Tempo de leitura: 5 minutos

A gestão de conformidade LGPD é um dos maiores desafios nas empresas brasileiras atualmente. 

Com a vigência da lei se aproximando, pouquíssimas organizações estão prontas para lidar com as novas regras de coleta, tratamento e proteção dos dados pessoais.

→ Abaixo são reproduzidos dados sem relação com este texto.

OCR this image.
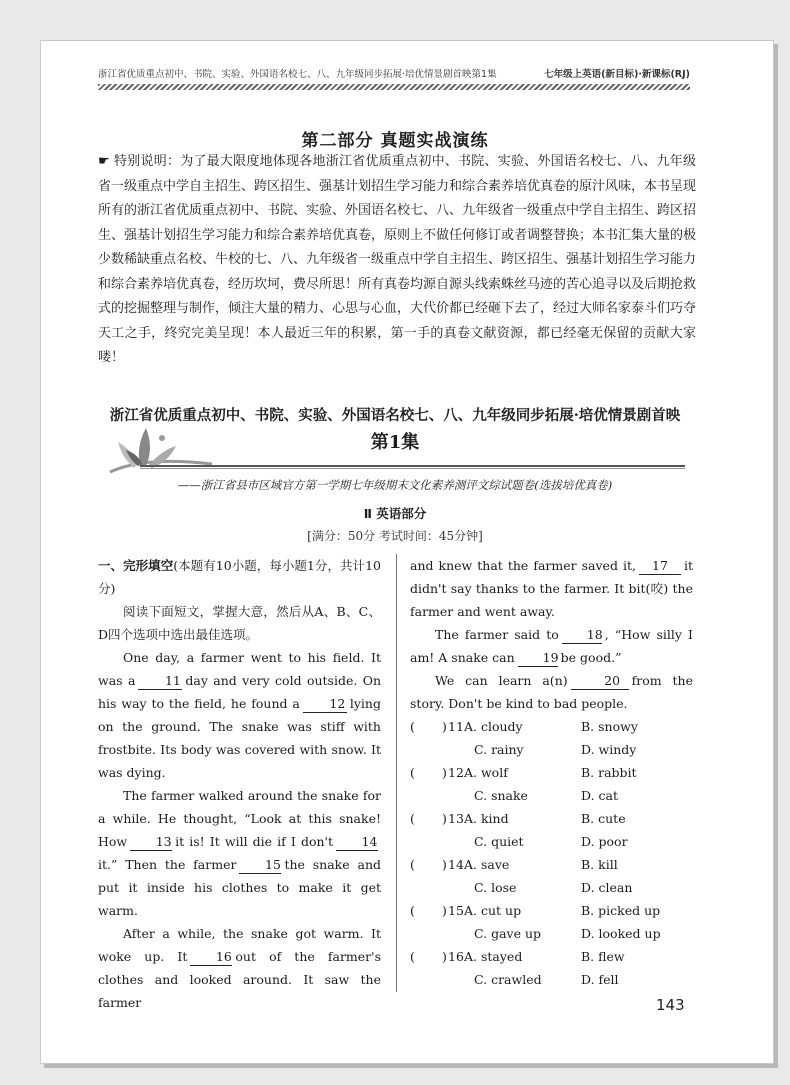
浙江省优质重点初中、书院、实验、外国语名校七、八、九年级同步拓展·培优情景剧首映第1集	七年级上英语(新目标)·新课标(RJ)
第二部分 真题实战演练
☛ 特别说明：为了最大限度地体现各地浙江省优质重点初中、书院、实验、外国语名校七、八、九年级省一级重点中学自主招生、跨区招生、强基计划招生学习能力和综合素养培优真卷的原汁风味，本书呈现所有的浙江省优质重点初中、书院、实验、外国语名校七、八、九年级省一级重点中学自主招生、跨区招生、强基计划招生学习能力和综合素养培优真卷，原则上不做任何修订或者调整替换；本书汇集大量的极少数稀缺重点名校、牛校的七、八、九年级省一级重点中学自主招生、跨区招生、强基计划招生学习能力和综合素养培优真卷，经历坎坷，费尽所思！所有真卷均源自源头线索蛛丝马迹的苦心追寻以及后期抢救式的挖掘整理与制作，倾注大量的精力、心思与心血，大代价都已经砸下去了，经过大师名家泰斗们巧夺天工之手，终究完美呈现！本人最近三年的积累，第一手的真卷文献资源，都已经毫无保留的贡献大家喽！
浙江省优质重点初中、书院、实验、外国语名校七、八、九年级同步拓展·培优情景剧首映
第1集
——浙江省县市区域官方第一学期七年级期末文化素养测评文综试题卷(选拔培优真卷)
Ⅱ 英语部分
[满分：50分 考试时间：45分钟]

一、完形填空(本题有10小题，每小题1分，共计10分)

阅读下面短文，掌握大意，然后从A、B、C、D四个选项中选出最佳选项。

One day, a farmer went to his field. It was a 11 day and very cold outside. On his way to the field, he found a 12 lying on the ground. The snake was stiff with frostbite. Its body was covered with snow. It was dying.

The farmer walked around the snake for a while. He thought, “Look at this snake! How 13 it is! It will die if I don't 14it.” Then the farmer 15 the snake and put it inside his clothes to make it get warm.

After a while, the snake got warm. It woke up. It 16 out of the farmer's clothes and looked around. It saw the farmer

and knew that the farmer saved it, 17 it didn't say thanks to the farmer. It bit(咬) the farmer and went away.

The farmer said to 18 , “How silly I am! A snake can 19 be good.”

We can learn a(n)	20 from the story. Don't be kind to bad people.

( ) 11 A. cloudy	B. snowy
C. rainy	D. windy
( ) 12 A. wolf	B. rabbit
C. snake	D. cat
( ) 13 A. kind	B. cute
C. quiet	D. poor
( ) 14 A. save	B. kill
C. lose	D. clean
( ) 15 A. cut up	B. picked up
C. gave up	D. looked up
( ) 16 A. stayed	B. flew
C. crawled	D. fell
143
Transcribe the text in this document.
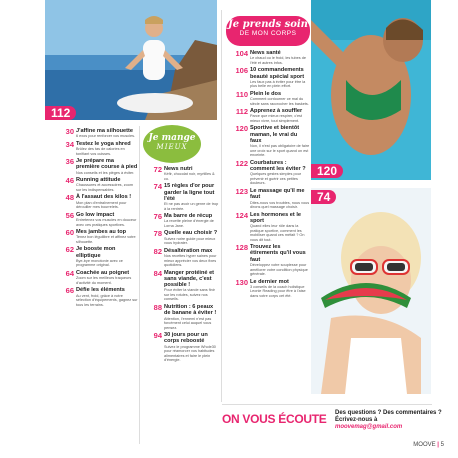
112
120
74
30 J'affine ma silhouette
6 exos pour renforcer vos muscles.
34 Testez le yoga shred
Brûlez des tas de calories en tonifiant vos cuisses.
36 Je prépare ma première course à pied
Nos conseils et les pièges à éviter.
46 Running attitude
Chaussures et accessoires, zoom sur les indispensables.
48 À l'assaut des kilos !
Mon plan d'entraînement pour dérouiller mes bourrelets.
56 Go low impact
Entretenez vos muscles en douceur avec ces pratiques sportives.
60 Mes jambes au top
Tenez bon lèguilibre et affinez votre silhouette.
62 Je booste mon elliptique
Bye-bye monotonie avec ce programme original.
64 Coachée au poignet
Zoom sur les meilleurs traqueurs d'activité du moment.
66 Défie les éléments
Au vent, froid, grâce à notre sélection d'équipements, gagnez sur tous les terrains.
Je mange
MIEUX
72 News nutri
Kéfir, chocolat noir, myrtilles & co.
74 15 règles d'or pour garder la ligne tout l'été
Et ne pas avoir un genre de trop à la rentrée.
76 Ma barre de récup
La recette pleine d'énergie de Lorna Jane.
78 Quelle eau choisir ?
Suivez notre guide pour mieux vous hydrater.
82 Désaltération max
Nos recettes hyper saines pour mieux apprécier vos deux fixes quotidiens.
84 Manger protéiné et sans viande, c'est possible !
Pour éviter la viande sans finir sur les rotules, suivez nos conseils.
88 Nutrition : 6 peaux de banane à éviter !
Attention, l'ennemi n'est pas forcément celui auquel vous pensez.
94 30 jours pour un corps reboosté
Suivez le programme Whole30 pour réamorcer vos habitudes alimentaires et faire le plein d'énergie.
Je prends soin
DE MON CORPS
104 News santé
Le chaud ou le froid, les tubes de l'été et autres infos.
106 10 commandements beauté spécial sport
Les faux pas à éviter pour être la plus belle en plein effort.
110 Plein le dos
Comment contourner ce mal du siècle sans raccrocher les baskets.
112 Apprenez à souffler
Parce que mieux respirer, c'est mieux vivre, tout simplement.
120 Sportive et bientôt maman, le vrai du faux
Non, il n'est pas obligatoire de faire une croix sur le sport quand on est enceinte.
122 Courbatures : comment les éviter ?
Quelques gestes simples pour prévenir et guérir ces petites douleurs.
123 Le massage qu'il me faut
Dites-nous vos troubles, nous vous dirons quel massage choisir.
124 Les hormones et le sport
Quand elles leur rôle dans la pratique sportive, comment les mobiliser quand ces méfait ? On vous dit tout.
128 Trouvez les étirements qu'il vous faut
Développez votre souplesse pour améliorer votre condition physique générale.
130 Le dernier mot
3 conseils de la coach holistique Leonie Reading pour être à l'aise dans votre corps cet été.
ON VOUS ÉCOUTE Des questions ? Des commentaires ?
Écrivez-nous à
moovemag@gmail.com
MOOVE | 5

Embora já existam soluções que prometem uma adequação rápida aos requisitos de privacidade, o processo exige uma análise muito mais profunda com relação aos controles existentes para segurança dos dados e uma verdadeira mudança cultural em relação à informação digital e à governança da privacidade.

Por isso, vamos ajudar você a alcançar a conformidade LGPD e criar um programa de segurança da informação à altura das novas exigências. 

Leia até o fim e dê os primeiros passos para proteger seus dados. 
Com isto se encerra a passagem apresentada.